I’ve realized that our time in Oz is coming to an end. It was the placard-toting vigilantes that finally clued me in.

Right now the plan is that Holly goes travelling in Australia by herself for a while when she quits her job, and then heads over to New Zealand to visit Catherine, a friend we know from China. Because of my incessant and pitiful whining on the subject she’s shifted things around so I can come to NZ the day I finish work and go hiking with them on the Milford Track. I’ll only get a week in Middle Earth (and on the South Island so no trips to Hobbiton) but that’s way better than being down here and not going to visit the Canada of the south Pacific (a phrase which garners curiously few Google hits, and one of them referred to Australia).

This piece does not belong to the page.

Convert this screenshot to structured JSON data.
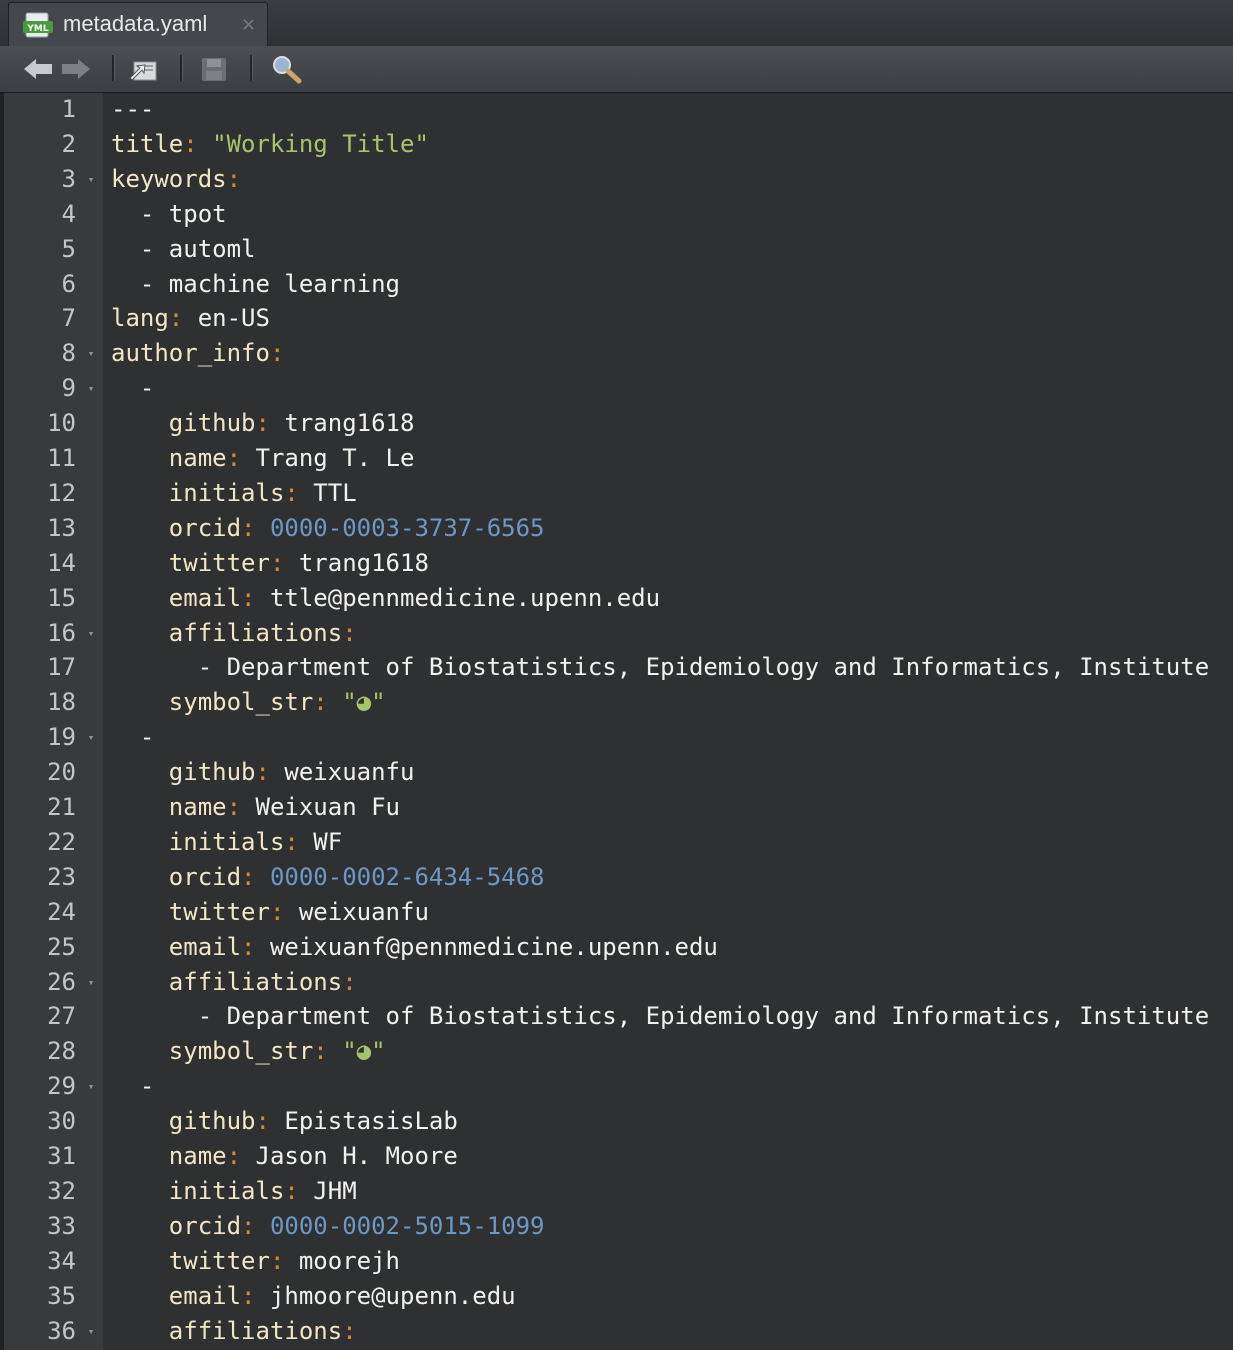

One of the great pities of living here has been the lack of oven in our apartment. If you live with a baker, be very sure your dwelling has one. But last week, in order to make us not want to leave (or complain about the extra rooms and people being added to the place), our landlord finally gave us a small convection oven. This is what life with a baker should be. Last night we made pizza, real pizza without having to use the “covered frying pan” technique. Holly’s made biscuits and muffins and buns. She’s possibly baking cookies right now.

It’s good and inspiring, this whole “eating delicious food” thing (our whole time living together, really). It’d be difficult to go back to Vancouver and not cook better for myself, even without the prod of cooking for someone else. I’ve been thinking about that a bit because yeah, with less than a month left before I’m unemployed, my orientation is shifting back towards Vancouver. That’s how I roll, with great inertia. Things to prepare for even if you don’t know what they’ll look like. Amat Victoria Curam. I don’t know who that’d be a victory over.